A cloud file storage and synchronization service that allows users to store files, sync across devices, share with others, and collaborate in real-time.
“Before diving into the design, let me clarify the requirements to make sure I understand the scope correctly.”
| Requirement | Details |
|---|---|
| File upload/download | Upload files from any device, download anytime |
| File sync | Automatic synchronization across all user devices |
| File sharing | Share files/folders with specific users or via public links |
| File versioning | Track changes, restore previous versions |
| Notifications | Notify users of changes to shared files |
| Offline support | Access and edit files without internet, sync when online |
| Requirement | Target |
|---|---|
| Availability | 99.99% uptime (< 52 min/year downtime) |
| Durability | 99.999999999% (11 nines) - never lose user data |
| Latency | < 500ms for metadata operations, upload speed limited by network |
| Consistency | Eventual consistency for sync, strong for sharing permissions |
| Scale | 500M users, 100M DAU |
Interview tip: Always clarify scope. Google Drive is complex - focusing on core storage and sync is appropriate for a 45-minute interview.
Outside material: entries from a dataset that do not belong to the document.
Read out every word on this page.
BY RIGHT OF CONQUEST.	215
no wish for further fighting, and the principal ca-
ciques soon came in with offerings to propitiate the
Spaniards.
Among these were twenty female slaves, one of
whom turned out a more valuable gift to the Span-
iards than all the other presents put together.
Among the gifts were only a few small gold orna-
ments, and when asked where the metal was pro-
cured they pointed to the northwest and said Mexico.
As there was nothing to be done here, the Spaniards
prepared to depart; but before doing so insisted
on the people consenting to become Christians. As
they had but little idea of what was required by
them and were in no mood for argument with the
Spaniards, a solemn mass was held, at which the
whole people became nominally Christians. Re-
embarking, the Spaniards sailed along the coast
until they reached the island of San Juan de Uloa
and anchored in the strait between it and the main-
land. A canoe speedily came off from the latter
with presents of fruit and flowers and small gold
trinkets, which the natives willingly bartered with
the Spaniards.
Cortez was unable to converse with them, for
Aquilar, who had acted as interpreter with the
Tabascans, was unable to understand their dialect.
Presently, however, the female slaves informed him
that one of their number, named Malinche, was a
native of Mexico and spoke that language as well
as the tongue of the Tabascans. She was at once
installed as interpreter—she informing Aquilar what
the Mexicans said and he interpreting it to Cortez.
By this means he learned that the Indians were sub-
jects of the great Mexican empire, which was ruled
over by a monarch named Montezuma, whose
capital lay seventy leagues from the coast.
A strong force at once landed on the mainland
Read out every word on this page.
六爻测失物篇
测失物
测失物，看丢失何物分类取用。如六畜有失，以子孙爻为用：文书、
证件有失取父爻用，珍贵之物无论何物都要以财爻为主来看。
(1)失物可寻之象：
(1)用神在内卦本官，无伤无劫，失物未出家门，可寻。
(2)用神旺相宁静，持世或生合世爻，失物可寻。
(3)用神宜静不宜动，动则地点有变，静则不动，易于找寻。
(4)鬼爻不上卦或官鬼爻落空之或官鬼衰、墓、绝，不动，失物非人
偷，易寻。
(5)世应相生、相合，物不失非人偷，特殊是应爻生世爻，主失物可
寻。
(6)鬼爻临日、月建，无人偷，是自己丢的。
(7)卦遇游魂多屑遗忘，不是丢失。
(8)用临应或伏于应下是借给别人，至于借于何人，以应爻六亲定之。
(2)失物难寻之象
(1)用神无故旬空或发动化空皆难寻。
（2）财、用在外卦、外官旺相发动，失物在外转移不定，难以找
“Let me estimate the scale to inform our design decisions.”
| Metric | Estimate |
|---|---|
| Total users | 500M |
| Daily active users (DAU) | 100M (20%) |
| Average files per user | 500 |
| Total files | 250B files |
| Operation | Calculation | Result |
|---|---|---|
| Uploads per day | 100M DAU × 2 uploads | 200M/day |
| Upload QPS | 200M / 86,400 | ~2,300 QPS |
| Peak upload QPS | 2,300 × 3 | ~7,000 QPS |
| Downloads per day | 100M DAU × 5 downloads | 500M/day |
| Download QPS | 500M / 86,400 | ~5,800 QPS |
| Sync checks per day | 100M DAU × 100 checks | 10B/day |
| Sync QPS | 10B / 86,400 | ~115,000 QPS |
| Data Type | Calculation | Result |
|---|---|---|
| Average file size | Mixed (docs, images, videos) | 1 MB |
| Storage per user | 500 files × 1 MB | 500 MB |
| Total storage | 500M users × 500 MB | 250 PB |
| Daily new storage | 200M uploads × 1 MB | 200 TB/day |
| Metadata per file | File info, versions, permissions | ~1 KB |
| Total metadata | 250B files × 1 KB | 250 TB |
| Direction | Calculation | Result |
|---|---|---|
| Upload bandwidth | 200M × 1 MB / 86,400 | ~23 Gbps |
| Download bandwidth | 500M × 1 MB / 86,400 | ~58 Gbps |
| Peak bandwidth | 81 Gbps × 3 | ~240 Gbps |
Key insight: The sync check QPS (115K) is much higher than upload/download. We need to optimize sync operations heavily.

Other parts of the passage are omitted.